У Шарапова-мыса места отмелые, течение большую волну подымает. А если ветер другую волну гонит, то нахлестнут они друг на друга, закипит море, запляшет беспорядочно, безумно, как припадочный какой. Волна в два раза больше подымется, да с разных сторон, пена, ветер – такой он, наш поморский ад, сувой
[32] называется. Вот и эти чертовы дети, смотрим – аккурат в сувой правят, напрямки пройти хотят, будто не видят ничего. А как им видеть, если в глазах да в ушах революция, там ведь думать да смотреть не нужно, знай кричи да круши. Старые знания с борта сбросили, новых не нашли.
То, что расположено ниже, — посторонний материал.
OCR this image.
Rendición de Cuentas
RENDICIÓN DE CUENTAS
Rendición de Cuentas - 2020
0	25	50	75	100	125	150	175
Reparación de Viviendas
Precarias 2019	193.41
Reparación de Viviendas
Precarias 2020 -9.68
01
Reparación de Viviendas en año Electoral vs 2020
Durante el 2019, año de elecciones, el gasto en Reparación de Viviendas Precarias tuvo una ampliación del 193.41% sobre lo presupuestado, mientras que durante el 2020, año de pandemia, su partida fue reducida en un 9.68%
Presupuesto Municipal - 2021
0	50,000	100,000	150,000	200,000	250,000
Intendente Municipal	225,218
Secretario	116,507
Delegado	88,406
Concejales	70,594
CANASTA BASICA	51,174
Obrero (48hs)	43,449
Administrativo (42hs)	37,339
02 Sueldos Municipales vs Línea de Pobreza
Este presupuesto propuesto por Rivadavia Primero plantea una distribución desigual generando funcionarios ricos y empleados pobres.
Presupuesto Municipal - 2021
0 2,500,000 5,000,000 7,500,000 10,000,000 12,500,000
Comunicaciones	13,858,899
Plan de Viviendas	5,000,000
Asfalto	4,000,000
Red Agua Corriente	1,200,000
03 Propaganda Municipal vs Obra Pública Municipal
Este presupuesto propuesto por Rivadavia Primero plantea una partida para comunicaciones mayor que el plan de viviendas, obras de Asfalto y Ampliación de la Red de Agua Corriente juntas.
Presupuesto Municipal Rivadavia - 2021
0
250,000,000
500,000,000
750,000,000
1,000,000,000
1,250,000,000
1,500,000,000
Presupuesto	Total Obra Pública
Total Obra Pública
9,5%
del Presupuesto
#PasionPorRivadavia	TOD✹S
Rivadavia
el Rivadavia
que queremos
Отец мой застучал кулаками в крышку трюмовую – вы, кричит, нас не жалеете, себя хоть пожалейте, пустоголовые. В голомя держите, скорее в голомя уходить нужно. Да куда там, поздно уже. По самой среди сувоя Шарапова есть корга, Сибиркою зовется. Даже в самую отмелую воду не открывает ее море, так и лежит подлая твердь под гладью морской. И в бурю не разглядеть ее посреди прочих бушеваний. Знать нужно да Варлааму Керетскому молиться, чтобы мимо провел, коль забрели по дурости в круговерть эту.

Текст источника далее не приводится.